Only for a while as they are cleared in the call to persistent(). Is the trade off worth it? Especially nowadays where transient are not thread bound anymore 🤷‍♂️

dmiller 2023-02-09T22:39:00.645209Z

I just got to the point of porting persistent(). Agreed not worth it. Could you elaborate on the not thread bound anymore? Looking at all initialization and assignment to Node.edit in this code, could this field be a UUID or the value from a global counter?

cgrand 2023-02-09T22:59:43.230379Z

ensureEditable used to check the current thread was the thread stored in the atomic ref. Nowadays refs are still initialized with the current thread but it’s purely vestigial. You could use an AtomicBoolean it would make no difference.

cgrand 2023-02-09T23:06:41.663669Z

In fact you don’t even need a mutable reference if you can tag node references with 1 bit. That’s what we do for hash maps in Cljd.

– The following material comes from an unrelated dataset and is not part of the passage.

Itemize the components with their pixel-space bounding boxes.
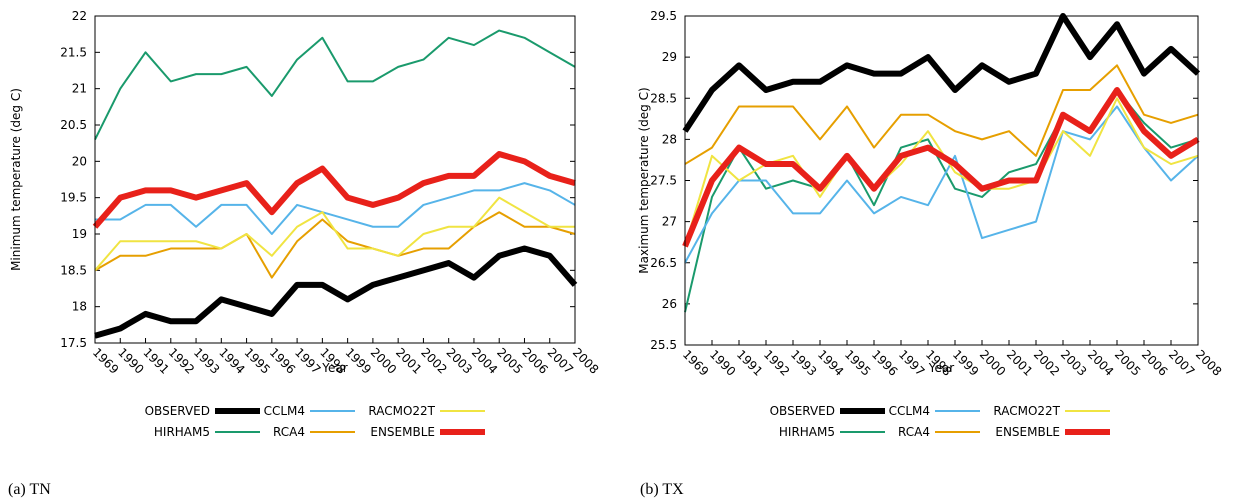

dmiller 2023-02-09T23:11:07.399579Z

Your last response came in just as I was writing a question about Atomic-anything being needed. Not sure about the 1-bit mention. don't you still need some kind of unique identification. Otherwise you do a transient, then persist it. Come back and transient on something that shares the non-root nodes that were marked (and never unmarked) during the first attempt. Don't you need to know that the you have a new transient going on, else this transient will think it already owns those nodes?

cgrand 2023-02-09T23:12:37.652029Z

This one immutable bit tells whether the parent has unique ownership of the child. A node is editable if you have a continuous chain of exclusive ownership from root to node. No mutation required.

dmiller 2023-02-09T23:19:38.987529Z

You are assuming some object that holds that bit and we are using reference equality, rather than a naked bit in each node? (I'm now guessing my current confusion is just my misinterpretation.)

cgrand 2023-02-09T23:56:59.770949Z

If only we could really tag pointers it would be broadly applicable. That’s why we use it only in hahsmaps. In our hashmap implementation we use a 64-bit bitmap to allow tighter packing of the array. So two bits per child. Thus 4 possible states. At first we had usage only for 3 (empty, in-line pair, child node) so 41% of a perfectly working bit was going to waste 😀. So now we have 4 states : empty, in-line, shared child, exclusive child. And this frees us from having a ref to a mutable box. This makes up for the larger bitmap.

dmiller 2023-02-10T00:43:46.411369Z

Lisp implementers closer to the metal had so many cool tricks involving tagging pointers. Sigh. I played around last year with doing a more F#-idiomatic approach to PersistentHashMap. Ran out of time back then. Will be revisiting soon. I'll take a look at what you've done to get some ideas. For PersistentVector, I'm not sure I can do better than a transaction id. Whether that is an int generated globally or an object with a boolean field, I'm not going to get much out of it. But an AtomicReference<Thread> really does seem like overkill.

cgrand 2023-02-10T07:40:08.225319Z

How would you implement it with a transaction ID? You would need a global registry of in-flight transactions. Sounds more complex than a object with a mutable boolean field no?